So, the next task are:

  1. filter this dataset in format question -> answer
  2. add it as dataset to OpenAssistant.

Can someone do this instead of me?

doroshroman avatar Jan 19 '23 00:01 doroshroman

Ok. can you ping the discord to see if someone can take overr for you @doroshroman ? cc me and I can help find someone too.

huu4ontocord avatar Jan 20 '23 00:01 huu4ontocord

Hello, could someone brief me about this issue and what needs to be done? I can take a look and see what I can come up with. Thanks!

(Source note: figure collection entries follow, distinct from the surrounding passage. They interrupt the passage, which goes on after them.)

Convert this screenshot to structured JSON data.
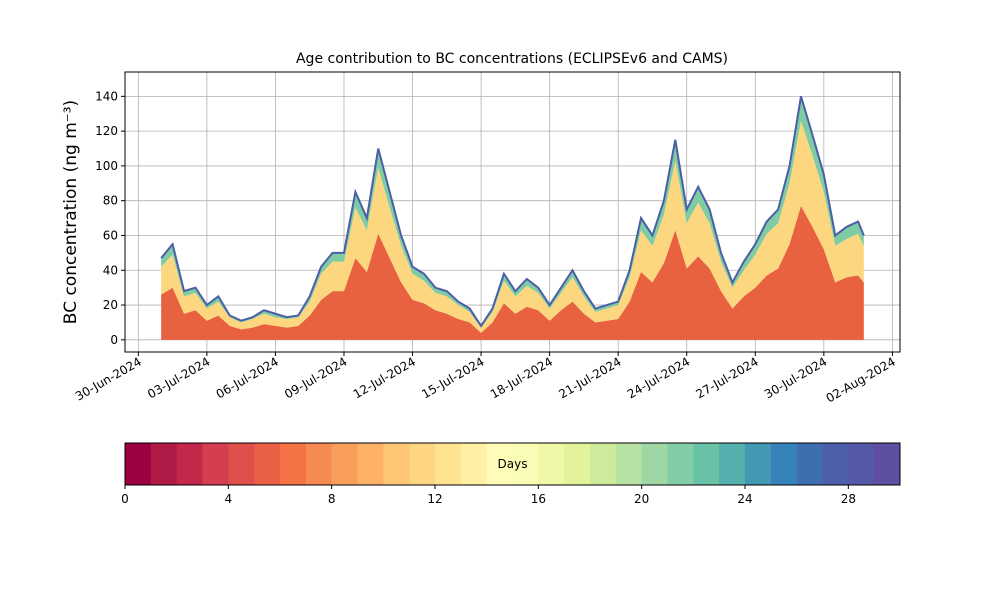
{
  "chart_data": {
    "type": "stacked_area",
    "title": "Age contribution to BC concentrations (ECLIPSEv6 and CAMS)",
    "y_label": "BC concentration (ng m⁻³)",
    "x": [
      "2024-07-01T00:00",
      "2024-07-01T12:00",
      "2024-07-02T00:00",
      "2024-07-02T12:00",
      "2024-07-03T00:00",
      "2024-07-03T12:00",
      "2024-07-04T00:00",
      "2024-07-04T12:00",
      "2024-07-05T00:00",
      "2024-07-05T12:00",
      "2024-07-06T00:00",
      "2024-07-06T12:00",
      "2024-07-07T00:00",
      "2024-07-07T12:00",
      "2024-07-08T00:00",
      "2024-07-08T12:00",
      "2024-07-09T00:00",
      "2024-07-09T12:00",
      "2024-07-10T00:00",
      "2024-07-10T12:00",
      "2024-07-11T00:00",
      "2024-07-11T12:00",
      "2024-07-12T00:00",
      "2024-07-12T12:00",
      "2024-07-13T00:00",
      "2024-07-13T12:00",
      "2024-07-14T00:00",
      "2024-07-14T12:00",
      "2024-07-15T00:00",
      "2024-07-15T12:00",
      "2024-07-16T00:00",
      "2024-07-16T12:00",
      "2024-07-17T00:00",
      "2024-07-17T12:00",
      "2024-07-18T00:00",
      "2024-07-18T12:00",
      "2024-07-19T00:00",
      "2024-07-19T12:00",
      "2024-07-20T00:00",
      "2024-07-20T12:00",
      "2024-07-21T00:00",
      "2024-07-21T12:00",
      "2024-07-22T00:00",
      "2024-07-22T12:00",
      "2024-07-23T00:00",
      "2024-07-23T12:00",
      "2024-07-24T00:00",
      "2024-07-24T12:00",
      "2024-07-25T00:00",
      "2024-07-25T12:00",
      "2024-07-26T00:00",
      "2024-07-26T12:00",
      "2024-07-27T00:00",
      "2024-07-27T12:00",
      "2024-07-28T00:00",
      "2024-07-28T12:00",
      "2024-07-29T00:00",
      "2024-07-29T12:00",
      "2024-07-30T00:00",
      "2024-07-30T12:00",
      "2024-07-31T00:00",
      "2024-07-31T12:00",
      "2024-07-31T18:00"
    ],
    "series": [
      {
        "color": "#e8623f",
        "values": [
          26,
          30,
          15,
          17,
          11,
          14,
          8,
          6,
          7,
          9,
          8,
          7,
          8,
          14,
          23,
          28,
          28,
          47,
          39,
          61,
          47,
          33,
          23,
          21,
          17,
          15,
          12,
          10,
          4,
          10,
          21,
          15,
          19,
          17,
          11,
          17,
          22,
          15,
          10,
          11,
          12,
          22,
          39,
          33,
          44,
          63,
          41,
          48,
          41,
          28,
          18,
          25,
          30,
          37,
          41,
          55,
          77,
          65,
          52,
          33,
          36,
          37,
          33
        ]
      },
      {
        "color": "#fdd680",
        "values": [
          16,
          19,
          10,
          10,
          7,
          8,
          5,
          4,
          5,
          6,
          5,
          5,
          5,
          8,
          15,
          17,
          17,
          29,
          24,
          38,
          29,
          21,
          15,
          13,
          10,
          10,
          8,
          6,
          3,
          6,
          13,
          10,
          12,
          10,
          7,
          10,
          14,
          10,
          6,
          7,
          8,
          14,
          24,
          21,
          28,
          40,
          26,
          31,
          26,
          17,
          12,
          15,
          19,
          24,
          26,
          35,
          49,
          41,
          33,
          21,
          22,
          24,
          21
        ]
      },
      {
        "color": "#7fcba4",
        "values": [
          5,
          6,
          3,
          3,
          2,
          3,
          1,
          1,
          1,
          2,
          2,
          1,
          1,
          3,
          4,
          5,
          5,
          9,
          7,
          11,
          9,
          6,
          4,
          4,
          3,
          3,
          2,
          2,
          1,
          2,
          4,
          3,
          4,
          3,
          2,
          3,
          4,
          3,
          2,
          2,
          2,
          4,
          7,
          6,
          8,
          12,
          8,
          9,
          8,
          5,
          3,
          5,
          6,
          7,
          8,
          10,
          14,
          12,
          10,
          6,
          7,
          7,
          6
        ]
      }
    ],
    "outline_color": "#4a5fa6",
    "xlim": [
      "2024-06-29T10:00",
      "2024-08-02T08:00"
    ],
    "xticks": [
      {
        "value": "2024-06-30T00:00",
        "label": "30-Jun-2024"
      },
      {
        "value": "2024-07-03T00:00",
        "label": "03-Jul-2024"
      },
      {
        "value": "2024-07-06T00:00",
        "label": "06-Jul-2024"
      },
      {
        "value": "2024-07-09T00:00",
        "label": "09-Jul-2024"
      },
      {
        "value": "2024-07-12T00:00",
        "label": "12-Jul-2024"
      },
      {
        "value": "2024-07-15T00:00",
        "label": "15-Jul-2024"
      },
      {
        "value": "2024-07-18T00:00",
        "label": "18-Jul-2024"
      },
      {
        "value": "2024-07-21T00:00",
        "label": "21-Jul-2024"
      },
      {
        "value": "2024-07-24T00:00",
        "label": "24-Jul-2024"
      },
      {
        "value": "2024-07-27T00:00",
        "label": "27-Jul-2024"
      },
      {
        "value": "2024-07-30T00:00",
        "label": "30-Jul-2024"
      },
      {
        "value": "2024-08-02T00:00",
        "label": "02-Aug-2024"
      }
    ],
    "ylim": [
      -7,
      154
    ],
    "yticks": [
      0,
      20,
      40,
      60,
      80,
      100,
      120,
      140
    ],
    "grid": true,
    "colorbar": {
      "label": "Days",
      "lim": [
        0,
        30
      ],
      "ticks": [
        0,
        4,
        8,
        12,
        16,
        20,
        24,
        28
      ],
      "colors": [
        "#9e0142",
        "#b01a46",
        "#c3284a",
        "#d53e4f",
        "#e04f4a",
        "#ea6044",
        "#f47245",
        "#f68b52",
        "#f99f5c",
        "#fdb266",
        "#fdc574",
        "#fed582",
        "#fee391",
        "#fff0a6",
        "#fefcb7",
        "#f8fcb4",
        "#eef8a7",
        "#e2f399",
        "#cceb9d",
        "#b5e1a2",
        "#9dd7a4",
        "#82cda5",
        "#69c2a5",
        "#56afac",
        "#4498b3",
        "#3683bb",
        "#3f6eb0",
        "#4c5fa8",
        "#5558a6",
        "#5e4fa2"
      ]
    }
  }
}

DhruvSondhi avatar Feb 06 '23 16:02 DhruvSondhi

In the Excel this issue is marked as needing a new assignee. If that is still the case I can help with this and be assigned to it.

ricostynha1 avatar Apr 17 '23 19:04 ricostynha1

@RiccardoRiglietti I think this issue stalled, would you be still interested to work on it?

andreaskoepf avatar May 05 '23 10:05 andreaskoepf

@zirui has done all the hard work of scraping commit messages and has put the finished dataset on HuggingFace at https://huggingface.co/datasets/zirui3/TSSB-3M-ext So I think this issue is done thanks to him and can be closed as completed.

RiccardoRiglietti avatar May 05 '23 12:05 RiccardoRiglietti